Nintendo has justified the Wii Mini's lack of basic features by claiming the aim was to keep costs down. Yes, I know, a bit of a Captain Obvious response. More interesting is the extra reasoning provided by Nintendo of Canada's Matt Ryan, who said the Wii Mini is for families and non-core gamers ... unlike the Wii?
"We want the system to be as affordable as possible to everybody, and the widest audience possible. By taking out functionality, that allows us to keep the cost down," Ryan told Polygon. "There's a consumer out there, there are gamers who have not bought a Wii yet, and there are gamers who have a Wii and want a second one for the cottage, or the chalet, or whatever, who actually don't need the online functionality. So we basically stripped all the online functionality out, and the end result is cost savings for the person buying Wii Mini at $99."
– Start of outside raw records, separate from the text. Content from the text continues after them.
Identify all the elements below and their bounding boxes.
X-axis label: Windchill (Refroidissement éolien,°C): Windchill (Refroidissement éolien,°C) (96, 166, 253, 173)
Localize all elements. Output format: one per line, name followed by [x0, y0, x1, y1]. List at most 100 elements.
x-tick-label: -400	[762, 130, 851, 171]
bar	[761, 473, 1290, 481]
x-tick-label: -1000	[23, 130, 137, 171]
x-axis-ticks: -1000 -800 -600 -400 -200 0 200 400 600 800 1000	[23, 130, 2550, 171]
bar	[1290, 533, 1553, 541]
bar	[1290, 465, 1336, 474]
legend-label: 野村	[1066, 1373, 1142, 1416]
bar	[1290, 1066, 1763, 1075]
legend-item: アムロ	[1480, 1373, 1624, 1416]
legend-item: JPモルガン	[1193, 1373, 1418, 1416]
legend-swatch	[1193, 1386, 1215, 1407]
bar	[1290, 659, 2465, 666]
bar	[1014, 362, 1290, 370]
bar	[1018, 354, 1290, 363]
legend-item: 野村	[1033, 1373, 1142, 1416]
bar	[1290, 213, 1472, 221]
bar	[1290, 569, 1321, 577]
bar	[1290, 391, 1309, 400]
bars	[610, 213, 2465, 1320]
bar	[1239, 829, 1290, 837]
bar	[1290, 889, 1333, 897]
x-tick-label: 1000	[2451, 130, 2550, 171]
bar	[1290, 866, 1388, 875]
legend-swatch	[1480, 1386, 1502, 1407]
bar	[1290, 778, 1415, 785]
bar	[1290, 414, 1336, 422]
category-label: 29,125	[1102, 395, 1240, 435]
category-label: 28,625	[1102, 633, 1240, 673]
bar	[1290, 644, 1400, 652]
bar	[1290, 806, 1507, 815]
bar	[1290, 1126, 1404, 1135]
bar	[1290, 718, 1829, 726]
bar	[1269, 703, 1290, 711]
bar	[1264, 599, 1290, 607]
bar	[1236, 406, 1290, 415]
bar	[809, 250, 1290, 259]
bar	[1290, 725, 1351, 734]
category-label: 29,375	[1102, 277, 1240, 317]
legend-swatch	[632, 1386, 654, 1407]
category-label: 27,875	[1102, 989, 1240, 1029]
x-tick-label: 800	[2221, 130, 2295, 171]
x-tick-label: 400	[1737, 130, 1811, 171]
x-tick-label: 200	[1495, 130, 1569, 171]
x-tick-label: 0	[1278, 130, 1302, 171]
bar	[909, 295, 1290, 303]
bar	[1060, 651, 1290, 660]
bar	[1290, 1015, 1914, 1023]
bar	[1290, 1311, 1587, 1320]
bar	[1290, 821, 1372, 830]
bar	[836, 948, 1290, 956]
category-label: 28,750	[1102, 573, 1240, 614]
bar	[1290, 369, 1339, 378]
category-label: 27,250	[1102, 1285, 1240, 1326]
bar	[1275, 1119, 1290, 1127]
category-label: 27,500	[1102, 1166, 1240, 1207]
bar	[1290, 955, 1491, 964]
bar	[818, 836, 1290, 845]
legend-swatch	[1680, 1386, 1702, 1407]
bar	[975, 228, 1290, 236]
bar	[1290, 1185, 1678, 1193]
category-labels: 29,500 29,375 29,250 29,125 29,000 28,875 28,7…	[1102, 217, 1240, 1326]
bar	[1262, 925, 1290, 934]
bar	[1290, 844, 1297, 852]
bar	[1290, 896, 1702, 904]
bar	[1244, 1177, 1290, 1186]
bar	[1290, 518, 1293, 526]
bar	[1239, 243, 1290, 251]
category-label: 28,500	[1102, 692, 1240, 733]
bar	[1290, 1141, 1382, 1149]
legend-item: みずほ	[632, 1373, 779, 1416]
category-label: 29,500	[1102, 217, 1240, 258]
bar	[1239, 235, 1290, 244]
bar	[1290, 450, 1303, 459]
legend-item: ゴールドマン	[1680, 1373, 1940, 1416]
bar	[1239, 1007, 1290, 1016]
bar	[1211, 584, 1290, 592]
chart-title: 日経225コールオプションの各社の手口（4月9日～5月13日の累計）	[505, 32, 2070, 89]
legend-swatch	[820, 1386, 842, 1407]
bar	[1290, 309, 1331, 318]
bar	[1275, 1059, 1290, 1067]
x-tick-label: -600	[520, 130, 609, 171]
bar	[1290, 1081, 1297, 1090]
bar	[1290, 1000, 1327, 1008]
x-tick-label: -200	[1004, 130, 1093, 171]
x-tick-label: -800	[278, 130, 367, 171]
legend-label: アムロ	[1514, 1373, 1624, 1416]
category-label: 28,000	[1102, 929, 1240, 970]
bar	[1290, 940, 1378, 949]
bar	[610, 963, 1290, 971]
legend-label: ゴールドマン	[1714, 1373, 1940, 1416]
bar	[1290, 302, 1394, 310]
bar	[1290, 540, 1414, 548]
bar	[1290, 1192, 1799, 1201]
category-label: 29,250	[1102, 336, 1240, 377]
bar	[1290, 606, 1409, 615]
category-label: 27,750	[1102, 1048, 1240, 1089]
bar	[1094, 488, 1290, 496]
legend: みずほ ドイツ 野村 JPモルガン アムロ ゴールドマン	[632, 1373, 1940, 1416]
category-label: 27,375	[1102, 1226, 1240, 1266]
The Canadian communications manager would later go on to say, "Wii Mini is designed for families, or a late adopter, or someone who maybe isn't even a gamer yet, and maybe doesn't realize they've got a gamer hiding inside of them."
The narrative of this is quite intriguing, as it suggests the Wii was not a casual, family-friendly device with mainstream appeal. Always love watching the subtle ways in which PR spokespeople move the goalposts to suit their ends. Let him talk much longer, and he'll have us convinced Gears of War was a Nintendo exclusive.
Or maybe I'm reading too much into it -- I'm still reeling from the Wii owner who's buying a second system for their chalet.